Re: Should I avoid "state" in an Spark application?

2016-06-13 Thread Alonso Isidoro Roman
Hi Haopu, please check these threads:

http://stackoverflow.com/questions/24331815/spark-streaming-historical-state

https://databricks.gitbooks.io/databricks-spark-reference-applications/content/logs_analyzer/chapter1/total.html

Alonso Isidoro Roman
[image: https://]about.me/alonso.isidoro.roman


2016-06-13 3:11 GMT+02:00 Haopu Wang :

> Can someone look at my questions? Thanks again!
>
>
> --
>
> *From:* Haopu Wang
> *Sent:* 2016年6月12日 16:40
> *To:* user@spark.apache.org
> *Subject:* Should I avoid "state" in an Spark application?
>
>
>
> I have a Spark application whose structure is below:
>
>
>
> var ts: Long = 0L
>
> dstream1.foreachRDD{
>
> (x, time) => {
>
> ts = time
>
> x.do_something()...
>
> }
>
> }
>
> ..
>
> process_data(dstream2, ts, ..)
>
>
>
> I assume foreachRDD function call can update "ts" variable which is then
> used in the Spark tasks of "process_data" function.
>
>
>
> From my test result of a standalone Spark cluster, it is working. But
> should I concern if switch to YARN?
>
>
>
> And I saw some articles are recommending to avoid state in Scala
> programming. Without the state variable, how could that be done?
>
>
>
> Any comments or suggestions are appreciated.
>
>
>
> Thanks,
>
> Haopu
>


RE: Should I avoid "state" in an Spark application?

2016-06-12 Thread Haopu Wang
Can someone look at my questions?
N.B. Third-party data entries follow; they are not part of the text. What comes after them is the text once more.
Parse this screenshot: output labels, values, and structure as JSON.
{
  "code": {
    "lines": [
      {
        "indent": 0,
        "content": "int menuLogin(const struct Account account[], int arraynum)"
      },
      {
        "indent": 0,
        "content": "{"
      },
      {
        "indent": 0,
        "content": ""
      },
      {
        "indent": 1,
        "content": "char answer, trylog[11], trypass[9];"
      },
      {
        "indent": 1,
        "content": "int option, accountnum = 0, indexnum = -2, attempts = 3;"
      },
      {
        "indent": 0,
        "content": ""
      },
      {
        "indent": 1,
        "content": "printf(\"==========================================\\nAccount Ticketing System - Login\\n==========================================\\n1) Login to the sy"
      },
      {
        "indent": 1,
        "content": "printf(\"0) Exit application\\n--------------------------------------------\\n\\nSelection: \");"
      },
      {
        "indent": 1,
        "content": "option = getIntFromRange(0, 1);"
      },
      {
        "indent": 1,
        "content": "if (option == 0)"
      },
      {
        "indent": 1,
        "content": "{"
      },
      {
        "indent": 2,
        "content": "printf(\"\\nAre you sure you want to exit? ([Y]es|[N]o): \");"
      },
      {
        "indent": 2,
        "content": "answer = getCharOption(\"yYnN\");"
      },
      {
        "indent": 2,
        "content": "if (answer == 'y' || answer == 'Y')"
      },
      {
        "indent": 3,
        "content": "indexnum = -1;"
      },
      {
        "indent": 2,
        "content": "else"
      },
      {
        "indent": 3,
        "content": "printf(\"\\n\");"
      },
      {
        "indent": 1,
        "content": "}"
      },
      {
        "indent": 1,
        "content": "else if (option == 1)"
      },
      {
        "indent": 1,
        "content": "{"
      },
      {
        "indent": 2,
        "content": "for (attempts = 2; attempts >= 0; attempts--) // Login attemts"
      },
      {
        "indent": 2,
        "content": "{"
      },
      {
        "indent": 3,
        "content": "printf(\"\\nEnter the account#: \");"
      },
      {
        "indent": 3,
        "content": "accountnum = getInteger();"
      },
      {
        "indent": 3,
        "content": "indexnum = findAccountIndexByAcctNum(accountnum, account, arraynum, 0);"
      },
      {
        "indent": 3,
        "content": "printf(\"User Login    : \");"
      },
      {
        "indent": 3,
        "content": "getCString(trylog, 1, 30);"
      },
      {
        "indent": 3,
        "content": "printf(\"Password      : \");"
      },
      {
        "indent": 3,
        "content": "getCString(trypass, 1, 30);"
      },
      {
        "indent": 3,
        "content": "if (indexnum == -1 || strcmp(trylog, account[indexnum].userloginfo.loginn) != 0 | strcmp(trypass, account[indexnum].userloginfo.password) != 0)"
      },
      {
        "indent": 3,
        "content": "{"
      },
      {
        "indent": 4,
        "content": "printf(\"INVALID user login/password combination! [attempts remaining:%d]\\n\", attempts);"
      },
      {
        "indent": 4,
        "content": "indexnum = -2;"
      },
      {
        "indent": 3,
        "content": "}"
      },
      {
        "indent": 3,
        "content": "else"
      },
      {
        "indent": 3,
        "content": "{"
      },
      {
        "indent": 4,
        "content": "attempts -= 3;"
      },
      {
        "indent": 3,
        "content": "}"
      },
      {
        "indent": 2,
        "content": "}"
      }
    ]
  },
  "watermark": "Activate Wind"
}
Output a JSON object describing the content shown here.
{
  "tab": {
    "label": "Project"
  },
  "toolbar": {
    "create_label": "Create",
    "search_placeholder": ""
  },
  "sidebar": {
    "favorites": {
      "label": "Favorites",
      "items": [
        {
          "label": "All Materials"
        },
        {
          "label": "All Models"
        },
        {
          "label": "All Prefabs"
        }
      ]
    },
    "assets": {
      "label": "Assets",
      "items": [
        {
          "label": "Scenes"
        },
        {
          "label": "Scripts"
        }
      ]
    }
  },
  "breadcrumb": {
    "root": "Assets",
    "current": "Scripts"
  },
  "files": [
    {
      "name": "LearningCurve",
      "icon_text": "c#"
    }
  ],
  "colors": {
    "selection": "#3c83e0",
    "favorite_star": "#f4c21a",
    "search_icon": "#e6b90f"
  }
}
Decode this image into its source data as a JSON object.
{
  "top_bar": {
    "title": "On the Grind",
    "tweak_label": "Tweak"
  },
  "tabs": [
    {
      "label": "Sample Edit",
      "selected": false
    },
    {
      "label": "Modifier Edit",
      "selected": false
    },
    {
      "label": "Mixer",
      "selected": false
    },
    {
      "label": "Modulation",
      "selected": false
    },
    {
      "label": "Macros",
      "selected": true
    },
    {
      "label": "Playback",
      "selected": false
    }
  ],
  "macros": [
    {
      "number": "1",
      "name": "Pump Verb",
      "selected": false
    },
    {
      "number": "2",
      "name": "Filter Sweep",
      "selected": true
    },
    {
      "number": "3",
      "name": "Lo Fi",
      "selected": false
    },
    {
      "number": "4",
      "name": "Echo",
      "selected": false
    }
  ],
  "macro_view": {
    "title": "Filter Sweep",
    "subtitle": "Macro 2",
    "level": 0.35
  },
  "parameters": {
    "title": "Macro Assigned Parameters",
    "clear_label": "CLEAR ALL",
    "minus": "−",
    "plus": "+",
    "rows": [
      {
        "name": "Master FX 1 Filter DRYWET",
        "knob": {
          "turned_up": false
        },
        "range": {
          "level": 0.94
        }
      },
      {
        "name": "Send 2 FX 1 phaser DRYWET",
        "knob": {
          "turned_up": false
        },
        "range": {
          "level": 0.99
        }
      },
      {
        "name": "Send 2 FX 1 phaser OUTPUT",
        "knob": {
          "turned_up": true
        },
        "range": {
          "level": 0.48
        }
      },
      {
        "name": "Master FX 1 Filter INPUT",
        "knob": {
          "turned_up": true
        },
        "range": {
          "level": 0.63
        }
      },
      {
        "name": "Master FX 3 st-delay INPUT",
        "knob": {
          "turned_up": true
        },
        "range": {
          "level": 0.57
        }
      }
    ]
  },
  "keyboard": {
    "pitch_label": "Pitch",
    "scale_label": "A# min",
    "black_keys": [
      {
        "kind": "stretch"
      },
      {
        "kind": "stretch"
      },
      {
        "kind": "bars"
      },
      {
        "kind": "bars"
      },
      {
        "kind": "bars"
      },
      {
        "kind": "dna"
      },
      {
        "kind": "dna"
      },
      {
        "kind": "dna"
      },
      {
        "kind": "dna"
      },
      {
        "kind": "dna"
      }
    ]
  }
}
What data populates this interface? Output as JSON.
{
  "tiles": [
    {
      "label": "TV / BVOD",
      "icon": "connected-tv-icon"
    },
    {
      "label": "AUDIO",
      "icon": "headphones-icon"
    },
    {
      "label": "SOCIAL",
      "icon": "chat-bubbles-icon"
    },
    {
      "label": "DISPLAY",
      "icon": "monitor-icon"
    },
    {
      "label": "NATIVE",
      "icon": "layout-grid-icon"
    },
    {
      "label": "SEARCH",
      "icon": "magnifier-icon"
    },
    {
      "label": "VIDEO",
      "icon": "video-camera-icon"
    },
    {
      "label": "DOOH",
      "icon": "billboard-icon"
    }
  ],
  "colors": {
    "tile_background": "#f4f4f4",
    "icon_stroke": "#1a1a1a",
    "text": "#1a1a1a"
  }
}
Thanks again!

 



From: Haopu Wang 
Sent: 2016年6月12日 16:40
To: user@spark.apache.org
Subject: Should I avoid "state" in an Spark application?

 

I have a Spark application whose structure is below:

 

var ts: Long = 0L

dstream1.foreachRDD{

(x, time) => {

ts = time

x.do_something()...

}

}

..

process_data(dstream2, ts, ..)

 

I assume foreachRDD function call can update "ts" variable which is then used 
in the Spark tasks of "process_data" function.

 

>From my test result of a standalone Spark cluster, it is working. But should I 
>concern if switch to YARN?

 

And I saw some articles are recommending to avoid state in Scala programming. 
Without the state variable, how could that be done?

 

Any comments or suggestions are appreciated.